Toptancılar rahat etsin diye Unkapanı’nda toplanmıştık
Eskiden Unkapanı’nda taşımacılar vardı, burada bir tane, bir taşımacının o arkalık dedikleri şey, bir daire parasıydı. O kadar çok şey taşınıyordu ki kaseti, CD’si. O kadar giden gelen vardı ki. Bizim bu dükkanlarımız zaten satış içindi burada durmamızın sebebi sadece toptan satış içindi.
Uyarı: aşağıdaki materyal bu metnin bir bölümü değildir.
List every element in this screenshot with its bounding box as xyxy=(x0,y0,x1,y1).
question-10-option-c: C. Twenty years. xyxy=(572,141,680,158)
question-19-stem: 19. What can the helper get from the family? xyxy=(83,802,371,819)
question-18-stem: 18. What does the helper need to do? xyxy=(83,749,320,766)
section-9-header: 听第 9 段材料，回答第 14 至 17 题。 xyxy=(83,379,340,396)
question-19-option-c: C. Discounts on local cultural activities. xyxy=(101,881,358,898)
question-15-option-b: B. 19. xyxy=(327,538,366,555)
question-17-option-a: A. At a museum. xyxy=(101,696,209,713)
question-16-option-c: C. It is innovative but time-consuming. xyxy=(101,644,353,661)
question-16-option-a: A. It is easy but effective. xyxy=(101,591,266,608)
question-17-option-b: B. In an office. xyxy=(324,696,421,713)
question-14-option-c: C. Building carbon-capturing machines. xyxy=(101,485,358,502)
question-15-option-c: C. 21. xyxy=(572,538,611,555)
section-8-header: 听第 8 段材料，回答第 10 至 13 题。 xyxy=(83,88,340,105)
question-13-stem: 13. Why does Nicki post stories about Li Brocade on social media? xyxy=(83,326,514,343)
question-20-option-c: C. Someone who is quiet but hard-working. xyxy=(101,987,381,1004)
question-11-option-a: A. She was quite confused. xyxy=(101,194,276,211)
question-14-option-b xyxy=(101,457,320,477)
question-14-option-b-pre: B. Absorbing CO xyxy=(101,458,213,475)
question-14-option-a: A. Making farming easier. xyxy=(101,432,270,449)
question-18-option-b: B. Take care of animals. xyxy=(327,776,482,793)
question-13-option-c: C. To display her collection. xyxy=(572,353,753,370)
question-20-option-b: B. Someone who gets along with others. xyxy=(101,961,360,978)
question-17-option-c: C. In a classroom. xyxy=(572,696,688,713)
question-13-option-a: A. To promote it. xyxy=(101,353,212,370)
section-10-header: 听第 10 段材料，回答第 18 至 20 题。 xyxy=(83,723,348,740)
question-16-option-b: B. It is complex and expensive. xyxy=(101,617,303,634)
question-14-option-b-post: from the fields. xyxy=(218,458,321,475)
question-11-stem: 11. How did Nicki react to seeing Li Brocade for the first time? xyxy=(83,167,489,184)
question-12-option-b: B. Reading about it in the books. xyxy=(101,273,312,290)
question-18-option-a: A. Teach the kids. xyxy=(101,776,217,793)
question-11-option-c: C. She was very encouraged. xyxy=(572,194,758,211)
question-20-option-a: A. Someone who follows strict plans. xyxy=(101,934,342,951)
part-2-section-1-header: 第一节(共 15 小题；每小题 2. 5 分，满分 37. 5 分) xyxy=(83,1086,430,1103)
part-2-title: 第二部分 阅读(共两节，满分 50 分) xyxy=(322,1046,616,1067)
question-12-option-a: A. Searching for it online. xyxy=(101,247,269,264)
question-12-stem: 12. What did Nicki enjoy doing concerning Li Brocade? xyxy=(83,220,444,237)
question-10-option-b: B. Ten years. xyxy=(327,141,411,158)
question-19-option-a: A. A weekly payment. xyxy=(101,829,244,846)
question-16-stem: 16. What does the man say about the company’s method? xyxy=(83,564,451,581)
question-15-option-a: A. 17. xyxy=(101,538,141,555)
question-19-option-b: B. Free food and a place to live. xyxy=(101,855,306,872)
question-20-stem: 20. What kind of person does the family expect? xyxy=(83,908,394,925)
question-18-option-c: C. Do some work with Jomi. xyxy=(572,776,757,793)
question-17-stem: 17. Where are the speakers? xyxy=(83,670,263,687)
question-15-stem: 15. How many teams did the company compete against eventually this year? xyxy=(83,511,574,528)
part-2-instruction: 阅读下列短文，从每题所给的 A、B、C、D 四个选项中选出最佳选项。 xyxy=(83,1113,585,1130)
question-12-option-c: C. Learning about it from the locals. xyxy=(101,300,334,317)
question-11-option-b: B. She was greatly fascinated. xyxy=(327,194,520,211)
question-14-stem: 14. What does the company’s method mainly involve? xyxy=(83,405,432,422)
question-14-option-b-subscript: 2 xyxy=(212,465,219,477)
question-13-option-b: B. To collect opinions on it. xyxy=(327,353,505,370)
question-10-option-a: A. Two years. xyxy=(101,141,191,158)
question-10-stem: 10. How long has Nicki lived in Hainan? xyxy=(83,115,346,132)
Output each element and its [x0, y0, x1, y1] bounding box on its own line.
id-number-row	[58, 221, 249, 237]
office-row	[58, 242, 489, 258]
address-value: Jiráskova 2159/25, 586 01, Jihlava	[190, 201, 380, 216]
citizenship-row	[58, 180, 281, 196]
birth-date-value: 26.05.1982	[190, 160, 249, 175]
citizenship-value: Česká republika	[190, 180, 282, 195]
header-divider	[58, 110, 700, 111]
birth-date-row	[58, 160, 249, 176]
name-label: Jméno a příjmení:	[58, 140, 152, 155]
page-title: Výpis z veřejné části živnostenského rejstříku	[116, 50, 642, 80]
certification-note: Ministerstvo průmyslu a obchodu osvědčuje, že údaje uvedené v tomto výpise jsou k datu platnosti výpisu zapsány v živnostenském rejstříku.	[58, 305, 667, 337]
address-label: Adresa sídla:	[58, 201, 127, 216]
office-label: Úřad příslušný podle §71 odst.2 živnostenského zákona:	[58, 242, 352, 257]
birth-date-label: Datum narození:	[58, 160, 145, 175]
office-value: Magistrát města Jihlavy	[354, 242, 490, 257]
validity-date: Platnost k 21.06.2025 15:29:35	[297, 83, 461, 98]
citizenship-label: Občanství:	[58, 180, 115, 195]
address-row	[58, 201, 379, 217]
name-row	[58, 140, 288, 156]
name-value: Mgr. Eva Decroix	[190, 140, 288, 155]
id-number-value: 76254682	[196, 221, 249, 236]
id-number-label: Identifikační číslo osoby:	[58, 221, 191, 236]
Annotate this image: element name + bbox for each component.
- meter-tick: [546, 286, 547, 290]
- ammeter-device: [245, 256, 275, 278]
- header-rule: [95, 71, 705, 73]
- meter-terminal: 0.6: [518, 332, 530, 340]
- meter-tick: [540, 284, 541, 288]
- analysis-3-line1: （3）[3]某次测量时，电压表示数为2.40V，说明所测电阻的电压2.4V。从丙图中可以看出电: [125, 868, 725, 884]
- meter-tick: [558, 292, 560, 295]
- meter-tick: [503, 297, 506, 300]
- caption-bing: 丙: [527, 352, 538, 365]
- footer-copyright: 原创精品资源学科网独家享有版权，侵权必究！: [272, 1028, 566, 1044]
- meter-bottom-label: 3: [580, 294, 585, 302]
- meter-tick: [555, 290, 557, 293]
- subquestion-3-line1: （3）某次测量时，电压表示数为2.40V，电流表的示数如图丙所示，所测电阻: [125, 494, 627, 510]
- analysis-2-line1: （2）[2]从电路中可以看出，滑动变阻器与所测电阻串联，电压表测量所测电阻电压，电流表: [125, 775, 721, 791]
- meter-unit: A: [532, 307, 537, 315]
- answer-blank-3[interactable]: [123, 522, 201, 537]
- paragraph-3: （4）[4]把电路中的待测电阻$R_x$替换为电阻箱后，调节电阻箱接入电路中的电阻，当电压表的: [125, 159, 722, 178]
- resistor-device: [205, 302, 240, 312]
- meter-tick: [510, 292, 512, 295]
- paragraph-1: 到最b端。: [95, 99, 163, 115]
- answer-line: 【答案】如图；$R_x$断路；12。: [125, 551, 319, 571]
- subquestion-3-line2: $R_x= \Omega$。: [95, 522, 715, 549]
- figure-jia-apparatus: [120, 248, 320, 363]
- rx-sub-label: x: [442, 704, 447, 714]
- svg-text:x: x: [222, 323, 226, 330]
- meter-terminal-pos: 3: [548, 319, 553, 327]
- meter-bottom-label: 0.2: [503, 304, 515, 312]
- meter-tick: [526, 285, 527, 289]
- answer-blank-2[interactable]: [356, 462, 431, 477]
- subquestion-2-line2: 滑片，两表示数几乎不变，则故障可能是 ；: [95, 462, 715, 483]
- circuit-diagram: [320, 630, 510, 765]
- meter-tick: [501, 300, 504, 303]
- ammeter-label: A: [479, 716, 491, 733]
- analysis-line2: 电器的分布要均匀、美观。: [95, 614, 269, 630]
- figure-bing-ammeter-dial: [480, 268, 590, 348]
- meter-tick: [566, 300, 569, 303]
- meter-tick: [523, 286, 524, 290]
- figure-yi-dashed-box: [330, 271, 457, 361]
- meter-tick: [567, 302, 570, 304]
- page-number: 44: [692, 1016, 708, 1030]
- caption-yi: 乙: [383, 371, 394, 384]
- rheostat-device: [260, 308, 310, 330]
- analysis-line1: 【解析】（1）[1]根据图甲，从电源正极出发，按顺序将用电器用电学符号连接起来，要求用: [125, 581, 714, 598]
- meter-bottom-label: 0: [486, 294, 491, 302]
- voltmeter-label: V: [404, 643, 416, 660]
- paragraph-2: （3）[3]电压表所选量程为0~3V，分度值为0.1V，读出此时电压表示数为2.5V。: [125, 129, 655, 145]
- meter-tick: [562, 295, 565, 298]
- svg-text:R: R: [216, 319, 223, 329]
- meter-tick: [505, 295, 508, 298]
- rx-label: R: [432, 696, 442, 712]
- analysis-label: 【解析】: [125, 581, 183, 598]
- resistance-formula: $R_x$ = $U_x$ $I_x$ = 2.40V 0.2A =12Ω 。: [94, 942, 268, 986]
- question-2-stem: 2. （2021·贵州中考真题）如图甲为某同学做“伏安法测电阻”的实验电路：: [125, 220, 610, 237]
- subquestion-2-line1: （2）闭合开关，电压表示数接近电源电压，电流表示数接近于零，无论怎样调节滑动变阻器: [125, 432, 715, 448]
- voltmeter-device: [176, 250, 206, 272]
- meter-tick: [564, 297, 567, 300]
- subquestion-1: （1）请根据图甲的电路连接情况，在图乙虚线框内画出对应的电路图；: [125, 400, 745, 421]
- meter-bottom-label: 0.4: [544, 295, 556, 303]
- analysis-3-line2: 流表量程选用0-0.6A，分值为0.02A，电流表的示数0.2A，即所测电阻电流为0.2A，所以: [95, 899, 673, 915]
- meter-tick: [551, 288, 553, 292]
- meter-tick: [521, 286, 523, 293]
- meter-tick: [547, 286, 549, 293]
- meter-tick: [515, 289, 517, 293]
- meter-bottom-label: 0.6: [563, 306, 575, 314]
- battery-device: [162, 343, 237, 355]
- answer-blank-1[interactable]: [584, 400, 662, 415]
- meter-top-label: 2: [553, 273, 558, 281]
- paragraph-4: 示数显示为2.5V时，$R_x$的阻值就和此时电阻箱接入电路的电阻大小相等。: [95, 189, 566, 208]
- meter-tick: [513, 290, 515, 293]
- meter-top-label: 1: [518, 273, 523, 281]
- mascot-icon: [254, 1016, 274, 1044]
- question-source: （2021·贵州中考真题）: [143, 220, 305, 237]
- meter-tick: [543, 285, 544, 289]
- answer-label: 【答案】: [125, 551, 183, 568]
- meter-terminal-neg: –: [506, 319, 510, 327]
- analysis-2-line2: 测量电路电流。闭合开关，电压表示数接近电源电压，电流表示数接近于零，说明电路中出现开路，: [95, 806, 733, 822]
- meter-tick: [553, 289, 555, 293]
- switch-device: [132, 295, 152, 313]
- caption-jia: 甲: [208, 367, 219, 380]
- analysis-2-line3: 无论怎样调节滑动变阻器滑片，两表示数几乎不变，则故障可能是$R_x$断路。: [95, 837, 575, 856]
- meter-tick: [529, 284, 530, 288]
Toptan satış yapardık Anadolu’dan müşteriler gelirdi, bizim oradaki distribütörlerimiz gelirdi. Gelen bir adam sabah buradan bütün siparişini firmalardan karşılayıp toplasın akşam dönebilsin diye hepimiz Unkapanı’nda toplanmıştık. Yoksa biz burada birbirimize rakip kişileriz hep yan yana olmamızın da bir anlamı yoktu. Şu anda biz bu dükkanları ofis olarak kullanıyoruz.